Nature can be cruel at times and we’re in the midst of one of those times as August noses up against September. For days now, reports to Game and Fish Department officials of dead or dying deer have been common, signaling an epizootic hemorrhagic disease outbreak that is seemingly at its worst in the Bismarck/Mandan area.

Department wildlife officials confirmed the first EHD case on Aug. 1. Reports of dead whitetails floating in water, or just barely hanging on, since then have been daily.

When I talked to Corey Erck, Bismarck area game warden for the Department, he said he’d received reports of dozens of dead deer.

“The word I’ve been using to describe what’s going on is ‘disturbing,’” Erck said. “You do this job because you enjoy nature, but what I’ve witnessed of late is disturbing.”

Wildlife biologists have long understood that white-tailed deer in North Dakota die every summer from EHD because the biting midge responsible for transmitting the virus is forever present.

It’s just that some years more whitetails are killed from the disease than others, and 2021 happens to be an outbreak year, at least close to home.

Scientists tell us that EHD is primarily a disease of ruminants, or cud-chewing animals with four stomach chambers, such as white-tailed deer, mule deer, pronghorn, bighorn sheep, moose, elk, bison, cattle and domestic sheep.
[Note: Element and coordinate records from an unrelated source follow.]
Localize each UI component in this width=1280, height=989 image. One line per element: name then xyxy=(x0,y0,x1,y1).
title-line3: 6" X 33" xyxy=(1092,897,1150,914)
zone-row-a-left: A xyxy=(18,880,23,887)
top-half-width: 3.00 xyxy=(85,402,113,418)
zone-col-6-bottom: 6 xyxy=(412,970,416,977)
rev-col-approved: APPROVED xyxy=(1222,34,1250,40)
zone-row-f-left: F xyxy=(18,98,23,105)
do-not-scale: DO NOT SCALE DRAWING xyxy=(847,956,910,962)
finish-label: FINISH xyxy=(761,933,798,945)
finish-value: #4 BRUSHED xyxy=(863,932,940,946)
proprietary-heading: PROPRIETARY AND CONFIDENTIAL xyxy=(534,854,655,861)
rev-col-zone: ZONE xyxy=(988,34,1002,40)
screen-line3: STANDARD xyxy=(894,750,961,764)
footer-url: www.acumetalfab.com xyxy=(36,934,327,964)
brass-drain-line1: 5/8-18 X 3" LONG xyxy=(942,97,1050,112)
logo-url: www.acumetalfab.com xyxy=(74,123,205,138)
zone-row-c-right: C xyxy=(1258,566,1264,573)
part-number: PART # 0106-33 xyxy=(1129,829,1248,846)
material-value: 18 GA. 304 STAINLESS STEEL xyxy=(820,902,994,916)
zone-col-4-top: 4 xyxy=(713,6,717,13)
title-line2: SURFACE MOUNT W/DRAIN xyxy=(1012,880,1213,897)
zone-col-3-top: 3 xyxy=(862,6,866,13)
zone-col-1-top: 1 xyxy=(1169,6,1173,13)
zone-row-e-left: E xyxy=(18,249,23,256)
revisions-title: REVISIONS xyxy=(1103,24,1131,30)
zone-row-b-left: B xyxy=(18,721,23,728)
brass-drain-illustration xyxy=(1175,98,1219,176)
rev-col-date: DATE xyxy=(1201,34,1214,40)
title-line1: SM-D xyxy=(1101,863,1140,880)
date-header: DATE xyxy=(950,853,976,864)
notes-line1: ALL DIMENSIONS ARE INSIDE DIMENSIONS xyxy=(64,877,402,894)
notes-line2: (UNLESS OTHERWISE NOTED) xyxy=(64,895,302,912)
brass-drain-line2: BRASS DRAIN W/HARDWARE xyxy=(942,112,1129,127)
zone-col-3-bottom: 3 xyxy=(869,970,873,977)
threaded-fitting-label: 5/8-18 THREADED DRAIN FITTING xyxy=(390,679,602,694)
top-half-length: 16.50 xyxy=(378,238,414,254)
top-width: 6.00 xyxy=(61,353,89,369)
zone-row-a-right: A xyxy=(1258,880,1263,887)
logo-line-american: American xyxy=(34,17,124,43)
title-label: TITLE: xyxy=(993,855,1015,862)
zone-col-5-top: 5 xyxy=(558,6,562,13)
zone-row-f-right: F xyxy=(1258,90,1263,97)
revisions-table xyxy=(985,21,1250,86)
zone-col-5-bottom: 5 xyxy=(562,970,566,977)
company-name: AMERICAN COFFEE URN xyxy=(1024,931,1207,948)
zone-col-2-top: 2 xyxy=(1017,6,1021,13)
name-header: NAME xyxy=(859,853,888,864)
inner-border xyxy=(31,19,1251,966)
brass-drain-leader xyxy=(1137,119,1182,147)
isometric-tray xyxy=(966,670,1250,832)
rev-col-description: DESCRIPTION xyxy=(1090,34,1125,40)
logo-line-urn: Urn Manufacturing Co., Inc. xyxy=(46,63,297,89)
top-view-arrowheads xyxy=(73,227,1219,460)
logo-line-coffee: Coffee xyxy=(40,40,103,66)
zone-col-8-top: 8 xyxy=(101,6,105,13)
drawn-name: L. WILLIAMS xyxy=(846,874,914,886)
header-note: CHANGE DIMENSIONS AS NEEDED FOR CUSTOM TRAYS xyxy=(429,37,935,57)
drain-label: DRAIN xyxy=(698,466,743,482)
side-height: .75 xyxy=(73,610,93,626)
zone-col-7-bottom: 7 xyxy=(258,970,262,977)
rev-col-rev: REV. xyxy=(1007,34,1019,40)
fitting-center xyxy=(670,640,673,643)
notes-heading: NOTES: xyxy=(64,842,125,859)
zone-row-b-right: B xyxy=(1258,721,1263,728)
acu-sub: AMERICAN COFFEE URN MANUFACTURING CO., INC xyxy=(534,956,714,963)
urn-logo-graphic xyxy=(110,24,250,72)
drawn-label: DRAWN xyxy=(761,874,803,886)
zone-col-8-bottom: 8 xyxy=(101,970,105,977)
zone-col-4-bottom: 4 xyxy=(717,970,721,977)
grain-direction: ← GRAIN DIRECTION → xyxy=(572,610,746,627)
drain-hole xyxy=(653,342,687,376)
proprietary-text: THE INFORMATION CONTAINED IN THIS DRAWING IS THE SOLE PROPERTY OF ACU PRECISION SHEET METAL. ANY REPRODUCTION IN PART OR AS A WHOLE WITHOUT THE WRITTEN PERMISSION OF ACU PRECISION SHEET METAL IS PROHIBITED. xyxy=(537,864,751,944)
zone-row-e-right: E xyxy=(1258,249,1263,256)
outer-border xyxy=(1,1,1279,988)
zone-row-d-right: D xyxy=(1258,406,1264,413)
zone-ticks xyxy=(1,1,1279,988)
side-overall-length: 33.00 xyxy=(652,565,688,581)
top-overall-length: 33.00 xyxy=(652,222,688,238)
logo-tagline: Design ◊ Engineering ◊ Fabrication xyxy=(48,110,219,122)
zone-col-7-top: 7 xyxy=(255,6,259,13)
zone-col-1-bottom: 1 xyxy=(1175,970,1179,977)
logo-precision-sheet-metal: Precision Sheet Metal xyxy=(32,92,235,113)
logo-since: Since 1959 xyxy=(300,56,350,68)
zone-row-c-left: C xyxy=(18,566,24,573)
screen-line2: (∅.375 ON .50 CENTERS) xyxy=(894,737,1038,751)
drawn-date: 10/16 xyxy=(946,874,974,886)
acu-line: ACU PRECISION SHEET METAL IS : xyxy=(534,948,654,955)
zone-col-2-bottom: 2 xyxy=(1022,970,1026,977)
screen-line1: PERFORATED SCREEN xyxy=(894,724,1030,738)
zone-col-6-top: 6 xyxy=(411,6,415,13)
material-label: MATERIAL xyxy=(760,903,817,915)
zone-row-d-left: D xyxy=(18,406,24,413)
While all these animals can be infected with the virus, it seldom kills anything but whitetails in North Dakota.

“The frightening thing is that we’re just hearing about the deer being found by people, but you would have to believe there are more,” Erck said.

As people on the landscape are seeing, whitetails with EHD often die in water or are found near water because the infected animals are running a fever and seek out the wet, cooling source.

It was troubling to look at the photos of dead deer and videos of animals in their last throes on Erck’s cellphone, and the only solace was knowing that deer showing clinical signs die within three to four days.

While EHD isn’t infectious to humans, finding a bunch of dead deer on the landscape can certainly shake many of us.

Ultimately, deer numbers rebound pretty quickly, biologists say, and generally the population level impacts are less dramatic than people assume when they are finding dead deer in August and September.

While nature is cruel at times, its resiliency is equally impressive.

It’s said the first series of hard frosts typically kills the midge that carries and transfers the EHD virus, which will slow or arrest the spread of the disease. Cooler weather is certainly something we can count on in this neck of the Northern Plains, but it’s only a wonder when it will get here.